Assessing relative code complexity introduced by optional features to a software product line

Abstract

Software product line engineering (SPLE) is a software engineering discipline aiming to promote systematic software reuse. It is recurrently praised for its contribution to greatly increase developer's productivity, reduce time to market and improve software quality. It is regarded as one of the most promising solutions to the desire to develop software with mass production efficiency while having the flexibility of mass customization. Accompanying its great benefits, SPLE requires a high up-front investment. It has been reported that more than half of the practitioners implement a software product line (SPL) only after some similar products, developed in an ad-hoc manner, successfully gain the market. Due to its popularity, some research work has been done on the topic of reengineering related products into an SPL. However, this work mainly focuses on feature identification and location, feature constraint discovery as well as reengineering the individual product artifacts into SPL artifacts. There is a gap in addressing the support of the implementation of new features which are introduced into product lines to capture the specific needs of additional market segments.

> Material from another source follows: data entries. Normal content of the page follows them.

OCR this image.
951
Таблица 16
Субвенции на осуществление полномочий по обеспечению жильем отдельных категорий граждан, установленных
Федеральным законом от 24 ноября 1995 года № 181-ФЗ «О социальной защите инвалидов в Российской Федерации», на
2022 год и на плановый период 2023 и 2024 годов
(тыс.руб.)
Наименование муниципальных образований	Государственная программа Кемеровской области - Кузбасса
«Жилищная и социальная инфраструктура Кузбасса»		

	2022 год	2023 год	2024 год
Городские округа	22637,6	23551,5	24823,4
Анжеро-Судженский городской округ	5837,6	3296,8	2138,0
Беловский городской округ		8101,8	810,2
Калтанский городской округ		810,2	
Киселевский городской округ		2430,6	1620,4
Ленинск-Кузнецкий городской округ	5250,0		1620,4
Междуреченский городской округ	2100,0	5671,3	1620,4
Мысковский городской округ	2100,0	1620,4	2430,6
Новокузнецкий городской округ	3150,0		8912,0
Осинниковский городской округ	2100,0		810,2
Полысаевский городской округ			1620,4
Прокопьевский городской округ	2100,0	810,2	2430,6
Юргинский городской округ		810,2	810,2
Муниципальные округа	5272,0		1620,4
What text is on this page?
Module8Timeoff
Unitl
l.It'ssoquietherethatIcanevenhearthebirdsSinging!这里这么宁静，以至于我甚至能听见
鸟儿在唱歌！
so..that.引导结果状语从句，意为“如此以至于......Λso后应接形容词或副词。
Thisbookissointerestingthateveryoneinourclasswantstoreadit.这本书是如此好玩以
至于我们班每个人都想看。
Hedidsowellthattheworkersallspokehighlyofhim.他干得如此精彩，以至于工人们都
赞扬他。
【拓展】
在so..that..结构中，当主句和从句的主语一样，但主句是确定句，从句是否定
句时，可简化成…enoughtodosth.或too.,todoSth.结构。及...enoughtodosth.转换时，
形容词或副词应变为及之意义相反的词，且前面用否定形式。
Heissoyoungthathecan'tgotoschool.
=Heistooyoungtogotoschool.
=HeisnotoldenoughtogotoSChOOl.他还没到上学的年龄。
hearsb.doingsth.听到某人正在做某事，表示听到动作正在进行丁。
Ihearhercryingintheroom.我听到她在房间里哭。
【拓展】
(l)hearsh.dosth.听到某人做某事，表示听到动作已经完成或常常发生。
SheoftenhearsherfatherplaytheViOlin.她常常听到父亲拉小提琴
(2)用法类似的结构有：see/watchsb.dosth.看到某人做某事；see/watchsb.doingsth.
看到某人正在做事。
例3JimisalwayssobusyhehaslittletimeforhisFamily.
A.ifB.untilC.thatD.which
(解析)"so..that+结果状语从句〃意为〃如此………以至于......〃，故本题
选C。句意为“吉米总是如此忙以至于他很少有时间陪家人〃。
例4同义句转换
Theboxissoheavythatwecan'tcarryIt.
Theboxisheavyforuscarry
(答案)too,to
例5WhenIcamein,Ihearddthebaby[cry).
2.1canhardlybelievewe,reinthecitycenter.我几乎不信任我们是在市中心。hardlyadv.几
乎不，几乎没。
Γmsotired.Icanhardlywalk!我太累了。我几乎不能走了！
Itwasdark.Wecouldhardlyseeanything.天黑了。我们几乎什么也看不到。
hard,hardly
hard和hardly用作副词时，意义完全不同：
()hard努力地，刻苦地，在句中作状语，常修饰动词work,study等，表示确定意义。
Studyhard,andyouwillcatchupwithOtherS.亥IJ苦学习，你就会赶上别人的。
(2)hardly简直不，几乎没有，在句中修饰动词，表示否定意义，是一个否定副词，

In this thesis, I develop methods which leverage 1) the dependency relationships between features; 2) code interaction between features at the method granularity, and to partition features into simple and complex sets. With this information, new features can be implemented by developers with appropriate experience and simple features are implemented first to keep the code complexities of intermediate SPL instances as low as possible to reduce the overall implementation time. The effectiveness of these methods is evaluated on 5 product lines with more than 28,000 configurations and 1.27x10 9 possible implementation order sequences. The results of the evaluation show that code interaction method can partition features into simple and complex sets correctly for all product lines while the feature dependency method can partition features correctly for 3 out of 4 product lines but cannot partition features for the remaining product line. Findings of this thesis help practitioners to adopt SPLE by providing a design time indicators of relative code complexities introduced by optional features to a SPL such that they can assign implementation tasks to developers with appropriate experience and allocate sufficient resources accordingly.